I have been baking up a storm. My kitchen usually looks like a tornado with both of my kitchenaids being used. It’s all worth it because I think that I have found my FAVORITE cookie to date! If you are a lover of Twix, then these cute little cookies were made just for you!
These cookies started as a salted caramel thumbprint. But when I had my first bite, they reminded me so much of a Twix Bar! The buttery shortbread base and a chewy caramel center. They were just missing one thing. Chocolate. I drizzled that chocolate on as fast as I could and viola! A Twix Thumbprint Cookie.
HOLY cow. I was eating all of the goodness of a Twix in each and every one of these cookies. And I am not going to admit the number of cookies consumed that day. But I had to get them out of the door and delivered to my neighbors as fast as I could! All of the delicious layers of a Twix bar are represented in these cookies and you are going to love them! The shortbread layer, to the caramel layer, and ending with the chocolate drizzle. There is no way that you can’t love these!
Twix Thumbprint Cookies
The buttery shortbread base and a chewy caramel center. They were just missing one thing. Chocolate. I drizzled that chocolate on as fast as I could and viola! A Twix Thumbprint Cookie.
- 2/3 cup Unsalted Butter softened
- 1/2 cup sugar
- 2 Eggs yolks only
- 1 teaspoon vanilla
- 1 1/2 cups all-purpose flour
- 14 soft caramel candies like Kraft Caramels
- 3 tablespoon heavy cream
- 6 ounce milk chocolate chips
To make the shortbread layer:
Preheat oven to 375 degrees. In a medium sized bowl, combine 2/3 cup butter, sugar, egg yolks and vanilla in bowl. Beat at medium speed, scraping bowl often, until creamy. Add flour; beat at low speed until well mixed. Cover and refrigerate at least 1 hour or until firm.
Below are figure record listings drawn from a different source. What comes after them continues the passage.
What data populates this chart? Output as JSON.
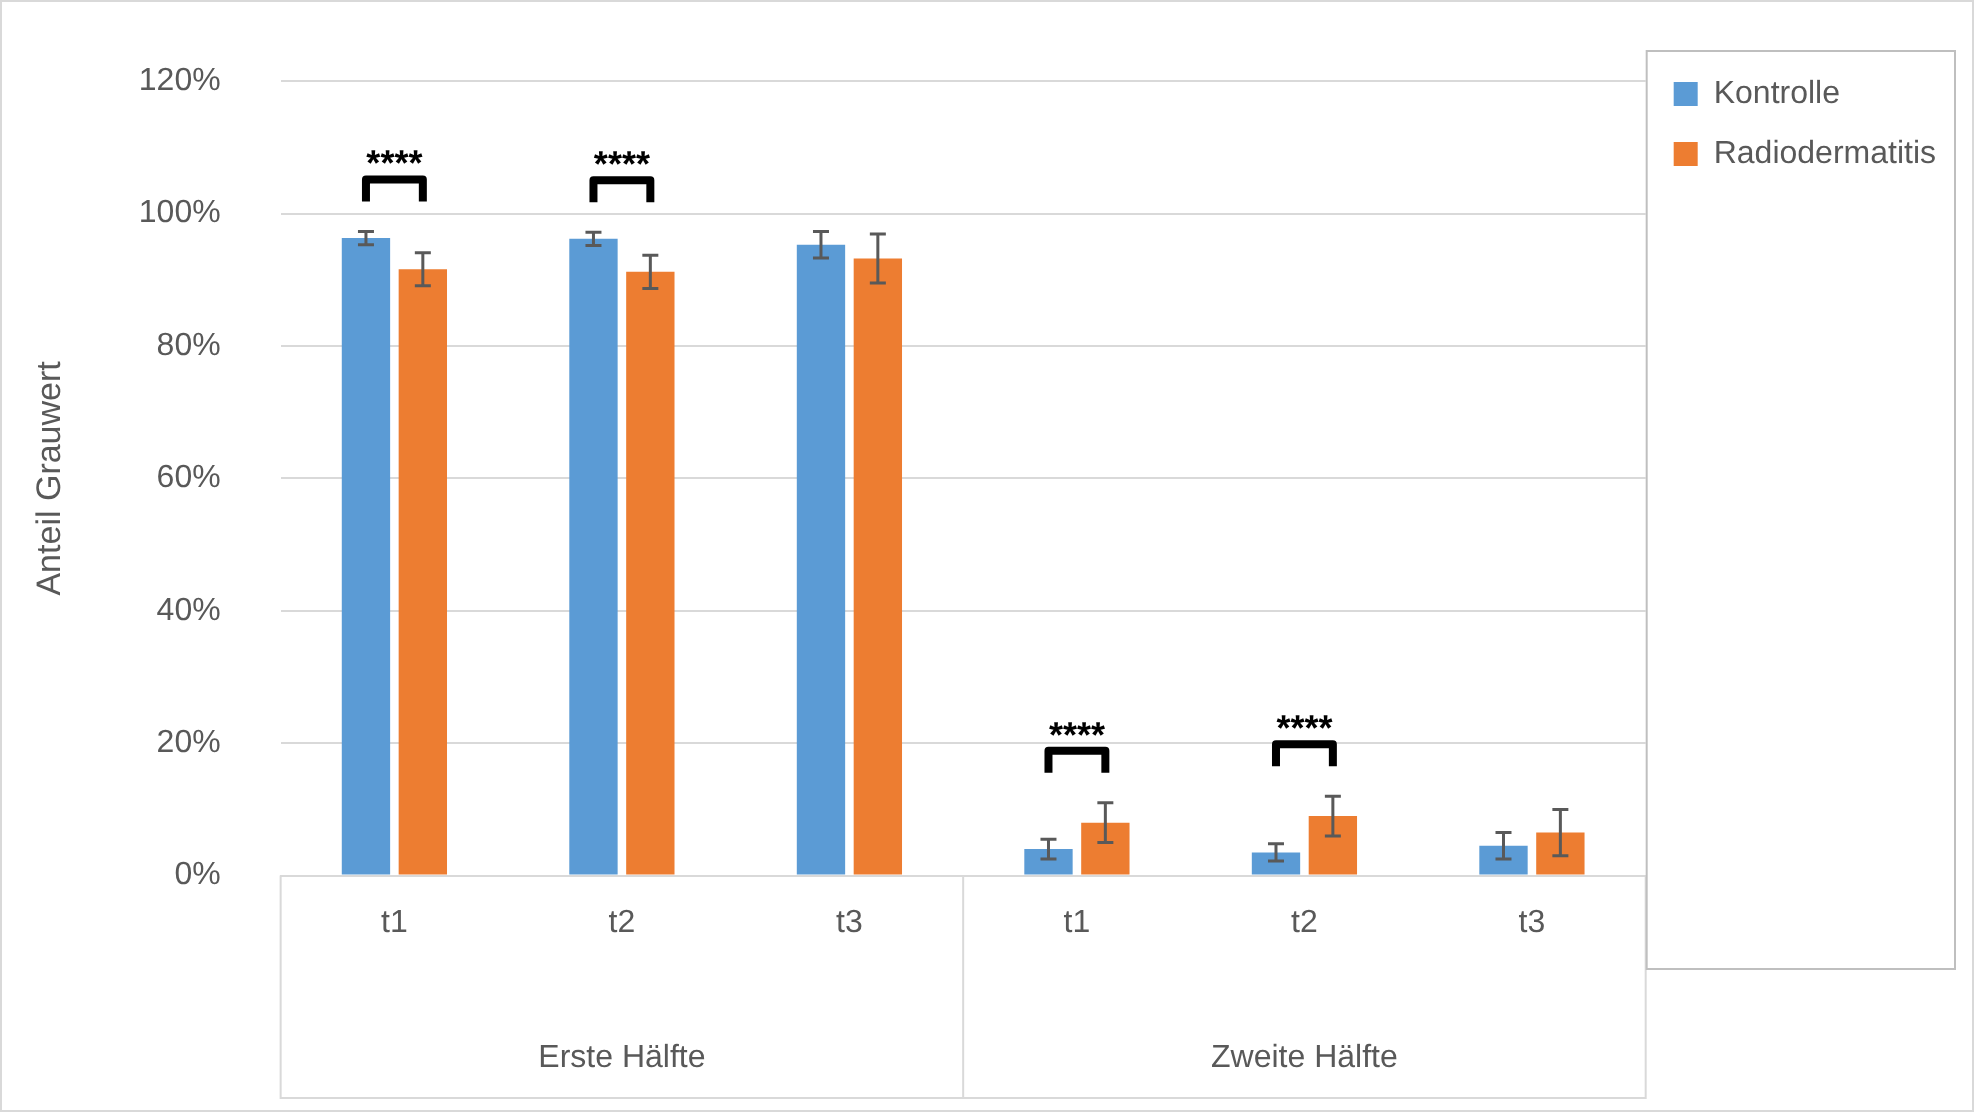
{
  "chart_data": {
    "type": "bar",
    "ylabel": "Anteil Grauwert",
    "categories": [
      "t1",
      "t2",
      "t3",
      "t1",
      "t2",
      "t3"
    ],
    "series": [
      {
        "name": "Kontrolle",
        "color": "#5b9bd5",
        "values": [
          96.3,
          96.2,
          95.3,
          4,
          3.5,
          4.5
        ],
        "errors": [
          1,
          1,
          2,
          1.5,
          1.3,
          2
        ]
      },
      {
        "name": "Radiodermatitis",
        "color": "#ed7d31",
        "values": [
          91.6,
          91.2,
          93.2,
          8,
          9,
          6.5
        ],
        "errors": [
          2.5,
          2.5,
          3.7,
          3,
          3,
          3.5
        ]
      }
    ],
    "ylim": [
      0,
      120
    ],
    "yticks": [
      {
        "value": 0,
        "label": "0%"
      },
      {
        "value": 20,
        "label": "20%"
      },
      {
        "value": 40,
        "label": "40%"
      },
      {
        "value": 60,
        "label": "60%"
      },
      {
        "value": 80,
        "label": "80%"
      },
      {
        "value": 100,
        "label": "100%"
      },
      {
        "value": 120,
        "label": "120%"
      }
    ],
    "grid": "y",
    "legend": "top right",
    "annotations": [
      "Erste Hälfte",
      "Zweite Hälfte",
      "****",
      "****",
      "****",
      "****"
    ]
  }
}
- Shape dough into 1-inch balls. Place 2 inches apart onto ungreased cookie sheets. Make indentation in center of each cookie with thumb or end of wooden spoon handle. Bake 7-10 minutes or until edges begin to brown. Cool completely.
To make the caramel filling:
Melt the caramel and heavy cream in the microwave stirring every 30 seconds until it is fully melted. Using a teaspoon fill each indentation with the caramel.
To make the chocolate drizzle:
Melt the chocolate in the microwave stirring 30 seconds at a time until smooth, and scoop into a ziplock bag. Barely snip the corner and drizzle over the cookies.